While a baseline of security is required in order to enjoy rights per se, ‘countering terrorism’ often infringes on the rights of suspected terrorists and, more broadly, undermines social cohesion and the rule of law. For that reason, it is important that we pay proper attention to rights in the making, implementation and review of counter-terrorism laws and policies.
In spite of this, the pre-legislative process in EUCT is problematic from a rights-based perspective, even where the formal ex ante impact assessment process is employed. This process, undertaken by the Commission, engages with stakeholders to predict the environmental, economic and social impacts of proposed measures and provide an evidence-base for political decision-making.
Social impacts include impacts on rights. Understandably, however, the qualitative analysis of rights impact is not easily assessed alongside the quantitative analysis of economic impact, with more ‘concrete’ data often appearing to receive more analytical weight. Thus, it is not unusual when reading these assessments to notice that the analysis of rights is ‘light touch’.
This might be expected given that forward-looking analyses are speculative, especially in relation to values that are difficult to quantify. But it points towards a need to afford more weight to rights in these assessments, especially as they can also shape later analyses of the ‘effectiveness’ of measures where such ex post assessment takes place.
We can only ascertain a measure’s actual impact once it is operational. Even at that point it is important to remember that the impact of EUCT will not be uniform across every member state or social group: the vast majority of implementation is national and there can be significant variations across the member states.

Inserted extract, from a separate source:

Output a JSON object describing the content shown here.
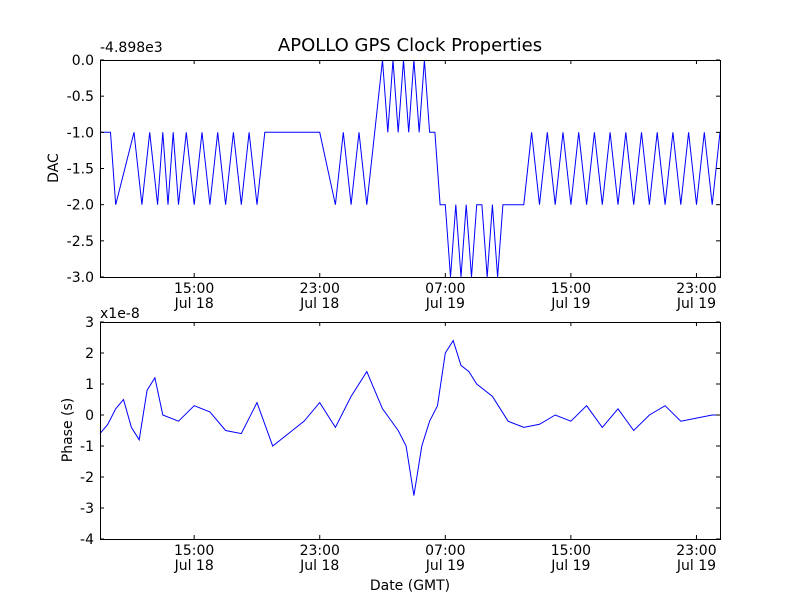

In spite of this, formal ex post facto review of EU counter-terrorism is remarkably infrequent, even where the measure in question expressly requires it. Of the 88 legally binding minding measures introduced since 2001, 68 required review, only 33 of which have so far taken place on time (10 have not reached their time limit).

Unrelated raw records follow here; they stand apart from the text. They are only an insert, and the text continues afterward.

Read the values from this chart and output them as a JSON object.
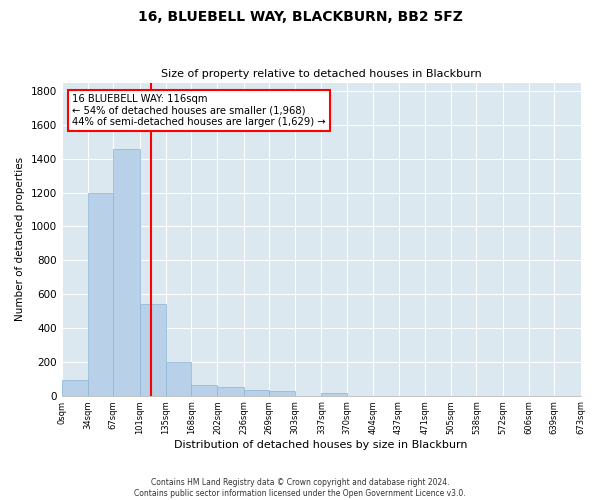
{
  "title": "16, BLUEBELL WAY, BLACKBURN, BB2 5FZ",
  "subtitle": "Size of property relative to detached houses in Blackburn",
  "xlabel": "Distribution of detached houses by size in Blackburn",
  "ylabel": "Number of detached properties",
  "bar_color": "#b8d0e8",
  "bar_edge_color": "#8ab4d4",
  "bg_color": "#dce8f0",
  "grid_color": "#ffffff",
  "red_line_x": 116,
  "annotation_line1": "16 BLUEBELL WAY: 116sqm",
  "annotation_line2": "← 54% of detached houses are smaller (1,968)",
  "annotation_line3": "44% of semi-detached houses are larger (1,629) →",
  "bin_edges": [
    0,
    34,
    67,
    101,
    135,
    168,
    202,
    236,
    269,
    303,
    337,
    370,
    404,
    437,
    471,
    505,
    538,
    572,
    606,
    639,
    673
  ],
  "bin_counts": [
    90,
    1200,
    1460,
    540,
    200,
    65,
    50,
    35,
    25,
    0,
    15,
    0,
    0,
    0,
    0,
    0,
    0,
    0,
    0,
    0
  ],
  "ylim": [
    0,
    1850
  ],
  "yticks": [
    0,
    200,
    400,
    600,
    800,
    1000,
    1200,
    1400,
    1600,
    1800
  ],
  "footnote1": "Contains HM Land Registry data © Crown copyright and database right 2024.",
  "footnote2": "Contains public sector information licensed under the Open Government Licence v3.0."
}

The lack of effective and regular ex post facto review of EUCT is highly problematic from a rights-based perspective. The necessity and proportionality of any measure may vary according to changing security and social circumstances and thus requires regular review. Without this, we must rely on the hope that a court will have the opportunity to judicially review a measure to assess its legality, which assessment is only part of a comprehensive rights-related understanding of the impact of counter-terrorist measures.
The EU is a relative newcomer to counter-terrorism, and although it takes some account of rights, this is not sufficient to ensure EUCT is as rights-compliant as possible. The EU does have the potential to account more fully for rights in its counter-terrorism, in particular by enhancing participation in the life cycle of counter-terrorist law- and policy-making and instigating regular, participatory and evaluative review.